她笑著,笑著搖頭,笑得不行。
謝禇遠一聽一想,再看她神色,覺得也是,眼前女人沒什么,換成任何一個男人都會這樣選擇。
回去能怎么?
去了京城不一樣。
他就不會少賞了他,他又多疑了點。
顧清舒知道皇上就是疑心重。
愛多想。
“皇上,以后李大夫的事就交給你,你是皇上。”
顧清舒信任的對他道。
謝禇遠心情不錯。
她失憶時對李大夫也是這樣,恢復記憶也一樣,沒有變化,那就是沒事,沒有什么,這也是他沒太多想的原因。
“皇上就是為了李大夫皺眉?”顧清舒像是想到什么似的問,小心的,壓著笑。
謝禇遠——
笑什么嗯?想點她的額頭。
顧清舒輕輕的:“皇上不要時不時皺眉了。”手指在皇上的眉間比劃了一下,再拉著皇上的手,搖著。
“皺著妾看著擔心。”
“擔心?”
謝禇遠隨意的:“有什么!”
“不久前才讓皇上不皺了。”顧清舒:“妾身不想皇上煩惱。”
“哪里能不煩惱?”
謝禇遠聞言啟唇。
“皇上,妾身就是不想你煩惱,不管是什么,你也不要介意李大夫,真不知道你介意他做什么。”顧清舒說。
謝禇遠:“沒有介意。”
“那賀姑娘,皇上知道我的心情了吧。”
顧清舒說到這,低下頭弱弱的又說抬了下頭。
“但朕是皇上,那個女人只是——你是女人,你不同,是朕的。”謝禇遠聞聲說起來,說著停下來。
看著她傷心的臉。
想起這樣的話他說過,以前也常說,后來不說了,怎么又提起?
他們之間不同......
顧清舒:“皇上。”
謝禇遠手再次摸了下她的臉。
“皇上因為妾身說起那位賀姑娘不是很開心,下午都沒有看妾身。”顧清舒這時終于微抬了下頭。

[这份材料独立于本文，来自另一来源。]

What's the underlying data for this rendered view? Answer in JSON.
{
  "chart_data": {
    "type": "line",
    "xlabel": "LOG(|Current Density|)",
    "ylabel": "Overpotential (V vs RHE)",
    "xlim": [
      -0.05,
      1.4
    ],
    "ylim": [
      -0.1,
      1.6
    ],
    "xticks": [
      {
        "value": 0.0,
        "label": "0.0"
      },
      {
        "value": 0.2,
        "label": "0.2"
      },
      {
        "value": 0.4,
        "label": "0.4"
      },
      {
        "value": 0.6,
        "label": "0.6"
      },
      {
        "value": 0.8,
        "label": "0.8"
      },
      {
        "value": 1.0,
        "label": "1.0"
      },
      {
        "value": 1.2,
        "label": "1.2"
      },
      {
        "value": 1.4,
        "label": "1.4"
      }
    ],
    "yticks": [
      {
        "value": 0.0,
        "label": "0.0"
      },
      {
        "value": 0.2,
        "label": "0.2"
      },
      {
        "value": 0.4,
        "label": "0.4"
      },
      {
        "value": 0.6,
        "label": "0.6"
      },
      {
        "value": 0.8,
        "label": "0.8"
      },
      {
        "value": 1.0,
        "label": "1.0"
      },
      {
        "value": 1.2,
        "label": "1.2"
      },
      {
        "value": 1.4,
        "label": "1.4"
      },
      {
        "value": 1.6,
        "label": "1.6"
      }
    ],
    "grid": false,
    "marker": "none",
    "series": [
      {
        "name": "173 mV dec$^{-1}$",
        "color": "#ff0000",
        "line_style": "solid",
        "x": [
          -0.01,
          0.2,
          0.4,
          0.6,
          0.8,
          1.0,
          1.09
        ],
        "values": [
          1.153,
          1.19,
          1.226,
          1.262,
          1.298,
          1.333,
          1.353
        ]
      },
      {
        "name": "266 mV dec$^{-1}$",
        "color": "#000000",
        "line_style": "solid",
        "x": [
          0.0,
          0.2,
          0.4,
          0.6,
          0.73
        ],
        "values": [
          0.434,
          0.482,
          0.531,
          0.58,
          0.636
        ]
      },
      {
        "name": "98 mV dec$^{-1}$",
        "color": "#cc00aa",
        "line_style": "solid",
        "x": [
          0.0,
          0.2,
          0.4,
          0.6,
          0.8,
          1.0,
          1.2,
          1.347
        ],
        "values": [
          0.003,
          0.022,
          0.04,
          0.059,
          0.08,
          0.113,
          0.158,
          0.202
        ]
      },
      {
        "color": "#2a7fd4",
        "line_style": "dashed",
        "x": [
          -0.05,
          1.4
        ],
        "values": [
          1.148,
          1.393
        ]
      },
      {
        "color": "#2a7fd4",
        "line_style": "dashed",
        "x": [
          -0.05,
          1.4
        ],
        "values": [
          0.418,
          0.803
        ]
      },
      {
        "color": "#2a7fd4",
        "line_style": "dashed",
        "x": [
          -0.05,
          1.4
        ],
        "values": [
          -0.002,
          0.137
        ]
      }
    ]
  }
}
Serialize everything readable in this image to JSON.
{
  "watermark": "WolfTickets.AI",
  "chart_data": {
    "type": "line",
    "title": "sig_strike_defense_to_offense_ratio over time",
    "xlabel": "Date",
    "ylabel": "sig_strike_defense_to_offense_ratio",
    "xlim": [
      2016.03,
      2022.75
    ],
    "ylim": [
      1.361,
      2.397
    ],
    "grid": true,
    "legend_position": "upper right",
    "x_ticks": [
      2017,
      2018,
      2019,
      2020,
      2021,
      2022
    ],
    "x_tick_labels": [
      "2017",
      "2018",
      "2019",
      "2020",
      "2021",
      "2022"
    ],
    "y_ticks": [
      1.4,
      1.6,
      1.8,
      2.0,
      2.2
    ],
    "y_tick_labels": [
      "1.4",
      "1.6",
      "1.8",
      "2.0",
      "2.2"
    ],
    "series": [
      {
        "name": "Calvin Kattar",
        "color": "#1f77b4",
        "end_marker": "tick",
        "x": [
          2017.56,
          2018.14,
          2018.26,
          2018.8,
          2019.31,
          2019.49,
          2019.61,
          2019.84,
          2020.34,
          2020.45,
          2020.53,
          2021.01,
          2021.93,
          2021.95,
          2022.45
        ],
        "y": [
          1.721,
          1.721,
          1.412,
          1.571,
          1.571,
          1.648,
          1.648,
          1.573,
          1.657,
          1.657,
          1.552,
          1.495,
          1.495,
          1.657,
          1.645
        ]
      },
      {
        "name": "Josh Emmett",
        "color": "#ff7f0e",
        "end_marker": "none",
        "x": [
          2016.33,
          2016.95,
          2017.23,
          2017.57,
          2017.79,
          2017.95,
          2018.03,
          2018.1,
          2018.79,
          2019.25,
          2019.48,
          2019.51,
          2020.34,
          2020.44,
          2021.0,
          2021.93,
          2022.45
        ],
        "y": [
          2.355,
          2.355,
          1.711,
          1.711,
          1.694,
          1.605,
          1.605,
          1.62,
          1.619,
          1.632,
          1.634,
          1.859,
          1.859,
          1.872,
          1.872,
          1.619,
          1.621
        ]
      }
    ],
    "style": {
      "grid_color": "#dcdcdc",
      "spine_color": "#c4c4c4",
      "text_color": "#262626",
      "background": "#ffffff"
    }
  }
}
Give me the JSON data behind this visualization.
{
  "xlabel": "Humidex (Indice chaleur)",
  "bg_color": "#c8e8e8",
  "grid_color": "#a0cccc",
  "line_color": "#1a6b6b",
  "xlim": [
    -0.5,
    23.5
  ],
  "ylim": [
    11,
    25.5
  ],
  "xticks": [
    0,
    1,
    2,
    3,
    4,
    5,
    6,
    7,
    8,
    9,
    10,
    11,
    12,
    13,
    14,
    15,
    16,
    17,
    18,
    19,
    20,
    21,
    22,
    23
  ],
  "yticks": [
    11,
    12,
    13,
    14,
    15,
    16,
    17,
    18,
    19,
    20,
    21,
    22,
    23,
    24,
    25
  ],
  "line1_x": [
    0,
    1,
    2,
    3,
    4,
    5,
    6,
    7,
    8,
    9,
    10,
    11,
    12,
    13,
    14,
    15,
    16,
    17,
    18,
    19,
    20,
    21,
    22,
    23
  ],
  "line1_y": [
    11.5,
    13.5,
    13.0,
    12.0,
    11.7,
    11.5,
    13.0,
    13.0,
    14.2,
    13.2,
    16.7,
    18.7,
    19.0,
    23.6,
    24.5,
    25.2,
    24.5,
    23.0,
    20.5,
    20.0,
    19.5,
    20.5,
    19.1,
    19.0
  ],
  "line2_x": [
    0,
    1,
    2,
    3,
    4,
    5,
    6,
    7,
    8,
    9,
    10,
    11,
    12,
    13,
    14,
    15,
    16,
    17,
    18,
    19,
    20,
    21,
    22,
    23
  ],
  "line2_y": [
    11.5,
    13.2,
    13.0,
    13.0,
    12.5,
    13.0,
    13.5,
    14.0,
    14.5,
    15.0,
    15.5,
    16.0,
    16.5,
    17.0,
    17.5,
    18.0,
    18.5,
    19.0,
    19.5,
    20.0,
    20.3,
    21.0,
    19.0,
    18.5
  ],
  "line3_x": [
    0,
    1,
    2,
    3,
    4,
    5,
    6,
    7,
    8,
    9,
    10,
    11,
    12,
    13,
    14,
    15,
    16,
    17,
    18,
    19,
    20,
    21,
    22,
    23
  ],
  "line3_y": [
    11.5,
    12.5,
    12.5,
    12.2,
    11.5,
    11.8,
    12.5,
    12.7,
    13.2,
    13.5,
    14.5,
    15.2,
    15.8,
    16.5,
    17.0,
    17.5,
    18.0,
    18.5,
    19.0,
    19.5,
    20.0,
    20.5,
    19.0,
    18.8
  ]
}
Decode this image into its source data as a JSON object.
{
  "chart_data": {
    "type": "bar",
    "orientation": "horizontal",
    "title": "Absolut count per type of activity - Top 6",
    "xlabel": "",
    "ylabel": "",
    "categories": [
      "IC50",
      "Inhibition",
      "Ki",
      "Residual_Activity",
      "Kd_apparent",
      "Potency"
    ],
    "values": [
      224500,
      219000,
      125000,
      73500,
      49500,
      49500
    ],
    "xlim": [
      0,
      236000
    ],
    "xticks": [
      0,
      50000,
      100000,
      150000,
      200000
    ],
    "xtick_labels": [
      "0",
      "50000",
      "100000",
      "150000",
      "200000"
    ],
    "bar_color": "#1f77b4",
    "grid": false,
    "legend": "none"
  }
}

“你想什么呢,賢妃和你一起,你讓朕怎么看你,找你,朕不好進去馬車里面看你,以為你知道。”謝禇遠說她。
顧清舒笑了。
謝禇遠不語。
“剛才皇上似乎要走,不知道要去做什么?”顧清舒問。
“想讓人去看看,能不能弄點你喜歡的,看你精神不太好,想讓你先休息。”謝禇遠說的是實話,那時他是這樣想的,她不拉著他的話,他就去了。
他也想她高興。
也想主動讓她開心。
她拉了他,一起說到這。
說開了也好!
顧清舒又在他大手上嗯了聲,仍然帶著撒嬌和嫵媚。
“皇上!”
“今晚。”謝禇遠一見,專注掃過她的面頰還有身子:“你記得朕,很好,朕想你。”
他拇指在她臉上一按,看她的肚子。